The 100 Yen stores – similar to Australia’s dollar store concepts, where locals enjoy the ‘treasure hunt’ feel. Daiso – a chain of stores selling private branded homewares and ‘living wares’ with 1300 stores and still growing.
Don Quijote Discount Amusement (nicknamed Donki). A discounter of general merchandise, food apparel and games, with 123 stores Japanwide.
Salsberg describes them as the most “random, strange, crowded, messy, entertaining but annoying stores you’ve ever seen”. Browse products as weird as a giant 150kg fish, or fresh food and hardware. Eataly is a new format highend grocery store, restaurant and cafe combined. “It’s become a hip place. People would prefer to go somewhere like this than a department store – you’d think department stores would recognise that trend, but change happens very slowly here.”
McDonald’s. The US fast food giant has now opened seven new generation stores which Salsberg describes as “high end”. There’s none of the garish red of old, it’s all black and yellow. They’re also technologically advanced: half the customers there will use their mobile phones to cash in a coupon. McDonald’s has 17 million registered customers in Japan who pay in part for their meals this way. It allows the chain to execute instant, effectively cost-free marketing to get customers in-store. Japan has the world’s third highest concentration of convenience stores in the world (behind Taiwan and the Thai capital, Bangkok). But the ultimate form of convenience is the vending machine of which there are almost six million in Japan, selling products as diverse as hot or cold coffee, ice cream, flowers, soft porn, t-shirts, eggs, umbrellas and beverages. Coca-Cola says 25 per cent of its sales are through vending machines.

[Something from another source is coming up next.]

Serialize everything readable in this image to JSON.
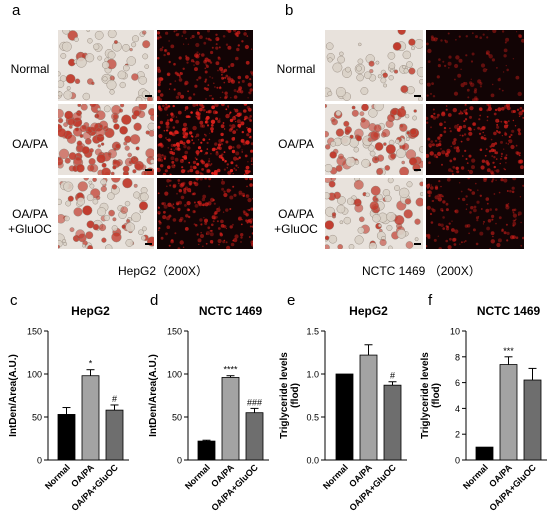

Further reading: The changing face of Japanese retail – www.mckinsey.com/asianconsumers
Australia, venture forth…
Rees identifies five key demographic groups for Australian goods and services providers to target: 1. The silver generation, aged 65+. Now numbering some 28 million, they’re cashed up, have no financial worries and will account for 30 per cent of the population by 2025. “In Japan, old people are revered, so they can do anything they like. They’ll pay $10,000 for a high end turntable to play their old records on. In Australia my kids would look at me like I had two heads if I did that. In Japan, the kids say you’ve earned the right to that. The silver generation are seriously wealthy people.” 2. The Dankai generation. Post Second World War baby boomers now aged 60 to 62. They’ve started to retire and like the silver generation have assets. 3. The Dankai juniors, aged 35 to 38 and now about 7.7 million consumers. They’re looking for unique products and experiences. 4. The ‘parasite singles’ – younger generation Japanese working, but still living at home to save overheads. Rees estimates there are about 8.3 million of these consumers now. They travel a lot and they like luxury. “They’ll travel with a Louis Vuitton overnight bag that clearly cost more than the trip they’re on.” 5 The most wealthy of all, the Ruyu-so. There are about 1.5 million of these people, each with at least A$1.3 million in the bank. They’re used to over abundance and status. For a long time, it’s been a status symbol in Japan to drive a left hand drive car, even if it’s a Lexus. “There are now so many left hand drive cars in Japan, toll booths have coin cages on both sides of the lane.”